Walking is the most efficient type of physical exercise. However, it must be done at least 30 minutes per day and at a sustained pace (around 3 steps/second) [113].
Local improvement of immune response
Surgical management should be performed to avoid local oxidation.
- Growth factors and PRF are used routinely in oral surgery and various medical fields. Platelet-rich fibrin (PRF), prepared without anticoagulant, represents the simplest and most efficient method, as it combines platelets, leukocytes and a fibrin matrix [114]. PRF induces angiogenesis and anti-inflammation pathways; possesses osteogenic properties and inhibits osteoclastogenesis [115,116]. Recent studies indicate that the main mechanism of action of PRF lies in its antioxidant promotion and thus improves local immune responses [117,118].
Additionally, PRF enables constitution of a sticky bone graft. By reducing the mobility of the graft (induced by muscle activity), it avoids inflammation coming from the bone callus fragmentation.

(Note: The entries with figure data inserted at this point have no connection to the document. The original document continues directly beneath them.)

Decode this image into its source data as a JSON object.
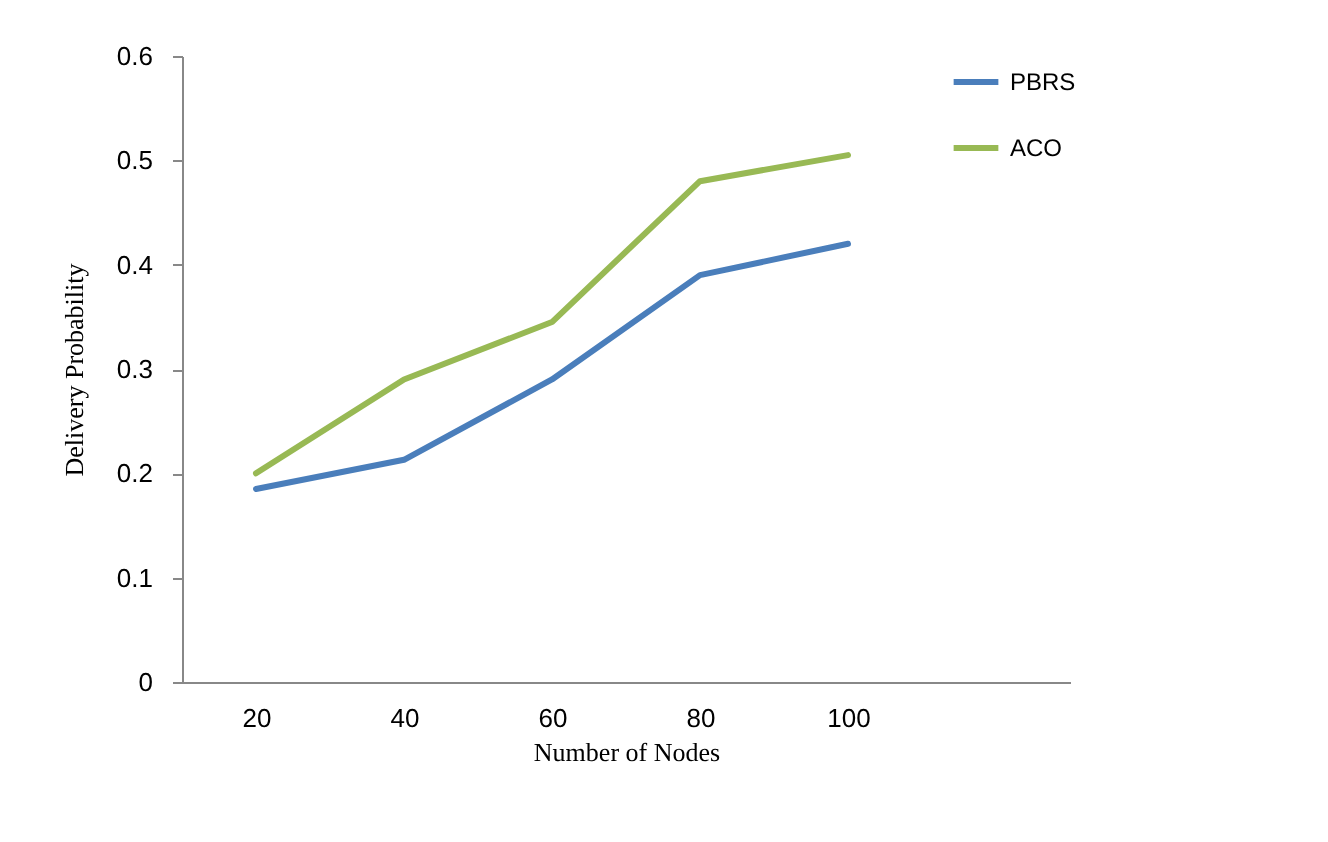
{
  "chart_data": {
    "type": "line",
    "xlabel": "Number of Nodes",
    "ylabel": "Delivery Probability",
    "categories": [
      "20",
      "40",
      "60",
      "80",
      "100"
    ],
    "series": [
      {
        "name": "PBRS",
        "color": "#4a7ebb",
        "values": [
          0.185,
          0.213,
          0.29,
          0.39,
          0.42
        ]
      },
      {
        "name": "ACO",
        "color": "#98b954",
        "values": [
          0.2,
          0.29,
          0.345,
          0.48,
          0.505
        ]
      }
    ],
    "ylim": [
      0,
      0.6
    ],
    "yticks": [
      0,
      0.1,
      0.2,
      0.3,
      0.4,
      0.5,
      0.6
    ],
    "grid": false,
    "legend": "top right",
    "marker": "none",
    "line_style": "solid"
  }
}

Finally, the fibrin matrix can be used to perform an open wound technique, where wound closure is voluntarily not achieved and PRF membranes are used to fill the gap between soft tissue edges.
It promotes a secondary wound healing cascade and an increased width of keratinized mucosa.

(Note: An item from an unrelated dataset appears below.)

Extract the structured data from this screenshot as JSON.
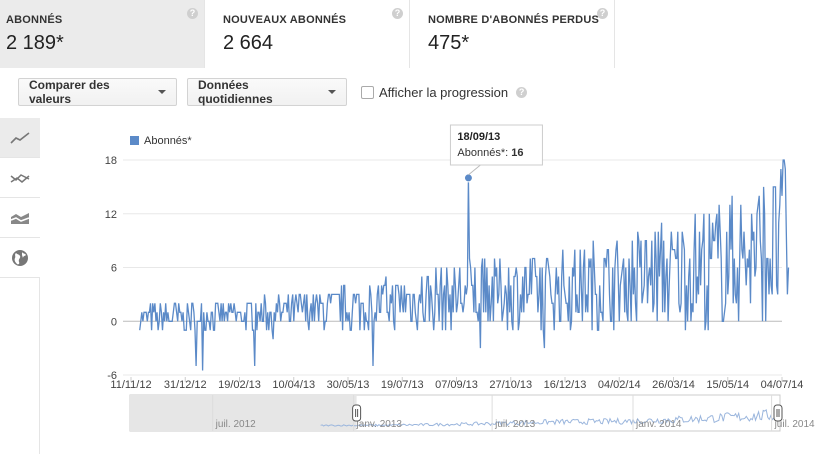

- Low inflammatory biomaterials: to avoid inflammation and its deleterious consequences, oral surgeons should prefer the use of low inflammatory biomaterials, such as human or porcine bone, over alloplastic or other xenogeneic bone grafts [80].
- Implant placement should avoid contact between the crestal cortical bone and the implant neck, by either overdrilling the cortical bone or placing implants subcrestally. New implant designs tend to present narrower neck and facilitate pressure less positioning near the crestal bone. Similarly, when dealing with grafted bone at re-entry, the same attention and protocols must be applied. During implant placement in a dense bone graft, a reduced torque and crestal overdrilling should be performed, to avoid graft stress caused by implant pressure.
- Tension free sutures and flap closure must be applied on every occasion, to avoid ischemia. Flap release is a critical step of the surgery and requires careful consideration to guarantee a tensionless situation. Wound closure and suture technique should respect PASS principles as described by Wang: primary closure, angiogenesis, space creation/maintenance and stability [119]. Bone grafts outcomes rely the application of such principles.
Conclusion
Osteoimmunology significantly widened the knowledge on bone health and diseases, shedding light on the intricate interplay between bone and immune system. Researchers hope that the interdisciplinary nature of osteoimmunology will lead to major discoveries in bone regeneration and the development of targeted therapies for bone diseases.
Osteoimmune supportive protocols, described in this article, include biologic patient preparation, use of azithromycin, Platelet-Rich-Fibrin low inflammatory biomaterials, and surgical behaviors such as pression and tension awareness. Applying these protocols could decrease the incidence of peri-implantitis and increase dental implants success rate.
Osteoimmunology have provided valuable insights into periodontitis pathogenesis and may offer a new perspective on the understanding of peri-implantitis, as they both present similar symptoms: chronic inflammation of the periodontal tissue and subsequent destruction of the alveolar bone around teeth or implants.
However, the lack of randomized clinical studies or such protocols in the current scientific literature, underscores the necessity for further scientific research and validation. Additional studies must analyze the impact of nutraceuticals on the prevention of periimplantitis.